South Africa is committed to continue the efforts to entrench the rule of law at home and abiding by its international legal obligations including the UNCAT. The need for South Africa to abide by its international legal obligations is an established principle of our nascent jurisprudence as iterated by the courts, including the Constitutional Court, in a myriad of cases since 1994. However, South Africa has not achieved every aspiration and goal contained in various pieces of legislation that govern both private and public life in South Africa. For example, unemployment, poverty and inequality are still some of the most pressing and stubborn challenges facing South Africa despite the promulgation of laws such as the Employment Equity Act, 1998 and Broad-based Black Economic Empowerment Act, 2003, which laws are aimed at addressing decades of discrimination and exclusion under apartheid.

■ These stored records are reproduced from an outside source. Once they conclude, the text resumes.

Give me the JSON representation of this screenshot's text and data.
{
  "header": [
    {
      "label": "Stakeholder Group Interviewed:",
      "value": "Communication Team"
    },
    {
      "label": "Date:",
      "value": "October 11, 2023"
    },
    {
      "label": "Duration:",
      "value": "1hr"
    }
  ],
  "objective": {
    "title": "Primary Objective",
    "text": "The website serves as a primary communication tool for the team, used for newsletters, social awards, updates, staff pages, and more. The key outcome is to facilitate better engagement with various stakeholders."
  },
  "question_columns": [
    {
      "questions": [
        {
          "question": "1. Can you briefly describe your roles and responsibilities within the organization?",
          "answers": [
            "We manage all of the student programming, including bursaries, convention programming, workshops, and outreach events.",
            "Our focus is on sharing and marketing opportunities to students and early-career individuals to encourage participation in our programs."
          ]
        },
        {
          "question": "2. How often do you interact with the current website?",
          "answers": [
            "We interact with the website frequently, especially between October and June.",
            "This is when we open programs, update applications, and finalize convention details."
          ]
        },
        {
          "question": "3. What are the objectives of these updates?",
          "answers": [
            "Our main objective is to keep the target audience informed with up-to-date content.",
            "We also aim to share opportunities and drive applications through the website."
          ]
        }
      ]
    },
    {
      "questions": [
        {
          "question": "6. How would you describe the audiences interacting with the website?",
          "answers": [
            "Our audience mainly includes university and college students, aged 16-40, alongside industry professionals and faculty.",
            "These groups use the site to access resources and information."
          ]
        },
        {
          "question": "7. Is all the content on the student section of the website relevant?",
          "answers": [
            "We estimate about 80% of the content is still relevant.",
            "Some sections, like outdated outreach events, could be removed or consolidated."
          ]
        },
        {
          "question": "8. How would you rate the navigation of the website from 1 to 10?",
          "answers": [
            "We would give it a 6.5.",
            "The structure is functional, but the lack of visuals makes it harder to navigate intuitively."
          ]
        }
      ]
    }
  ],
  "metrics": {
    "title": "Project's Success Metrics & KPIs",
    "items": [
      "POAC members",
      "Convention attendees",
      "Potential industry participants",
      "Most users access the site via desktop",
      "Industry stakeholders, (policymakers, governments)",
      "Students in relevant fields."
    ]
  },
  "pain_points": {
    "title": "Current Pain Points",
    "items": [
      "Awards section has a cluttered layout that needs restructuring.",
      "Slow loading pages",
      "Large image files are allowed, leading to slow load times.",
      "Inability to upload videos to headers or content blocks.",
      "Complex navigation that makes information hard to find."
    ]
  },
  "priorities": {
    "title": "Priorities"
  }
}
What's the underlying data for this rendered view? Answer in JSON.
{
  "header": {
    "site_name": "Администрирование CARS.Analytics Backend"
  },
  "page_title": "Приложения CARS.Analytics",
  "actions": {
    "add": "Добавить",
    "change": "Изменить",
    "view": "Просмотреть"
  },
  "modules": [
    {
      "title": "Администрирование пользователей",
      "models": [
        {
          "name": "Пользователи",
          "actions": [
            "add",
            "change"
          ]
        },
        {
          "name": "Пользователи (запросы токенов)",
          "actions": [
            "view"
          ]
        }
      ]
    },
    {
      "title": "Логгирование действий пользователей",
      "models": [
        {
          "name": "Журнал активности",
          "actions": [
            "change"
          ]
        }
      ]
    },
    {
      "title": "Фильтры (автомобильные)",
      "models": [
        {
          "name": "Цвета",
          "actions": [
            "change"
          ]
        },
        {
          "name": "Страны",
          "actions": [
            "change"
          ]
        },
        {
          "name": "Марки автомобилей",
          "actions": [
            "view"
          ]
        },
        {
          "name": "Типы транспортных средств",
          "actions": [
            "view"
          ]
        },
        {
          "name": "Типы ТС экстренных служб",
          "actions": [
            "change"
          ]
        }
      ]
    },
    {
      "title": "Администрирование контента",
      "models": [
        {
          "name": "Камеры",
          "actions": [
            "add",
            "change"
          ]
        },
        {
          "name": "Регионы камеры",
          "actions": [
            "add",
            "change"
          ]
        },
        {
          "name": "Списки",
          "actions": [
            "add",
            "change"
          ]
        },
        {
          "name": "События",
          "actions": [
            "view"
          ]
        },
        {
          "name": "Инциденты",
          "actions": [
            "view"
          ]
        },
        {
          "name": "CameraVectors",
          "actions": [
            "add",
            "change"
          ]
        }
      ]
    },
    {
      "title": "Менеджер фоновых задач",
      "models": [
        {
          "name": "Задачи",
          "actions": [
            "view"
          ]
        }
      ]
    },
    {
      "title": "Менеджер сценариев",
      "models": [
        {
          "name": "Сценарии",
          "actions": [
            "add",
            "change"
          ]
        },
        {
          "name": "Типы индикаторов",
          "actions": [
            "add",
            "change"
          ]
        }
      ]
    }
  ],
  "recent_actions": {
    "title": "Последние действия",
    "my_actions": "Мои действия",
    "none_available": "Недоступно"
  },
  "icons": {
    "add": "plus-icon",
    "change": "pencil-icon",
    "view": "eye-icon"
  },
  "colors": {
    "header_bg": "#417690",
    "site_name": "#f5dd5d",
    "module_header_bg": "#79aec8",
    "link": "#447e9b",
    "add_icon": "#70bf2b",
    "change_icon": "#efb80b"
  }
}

The fact that these challenges of underdevelopment still exist in South Africa cannot be translated to mean that Government is unconcerned about the challenges that face the people of South Africa and those who live within its borders, particularly the most vulnerable.
South African, like many developing countries, has not been able, for various and complex reasons, to fully meet or completely fulfill all its obligations under both domestic and international law, including the realisation of all guaranteed rights under the Constitution and protection of the rights of all (particularly the most vulnerable groups) living within the borders of the Republic.
However, consistent with its obligations under both domestic and international law, South Africa will endeavor to tirelessly advance human rights and fundamental freedoms, including the human rights and fundamental freedoms of all who lives within its borders – including migrants, refugees and asylum seekers.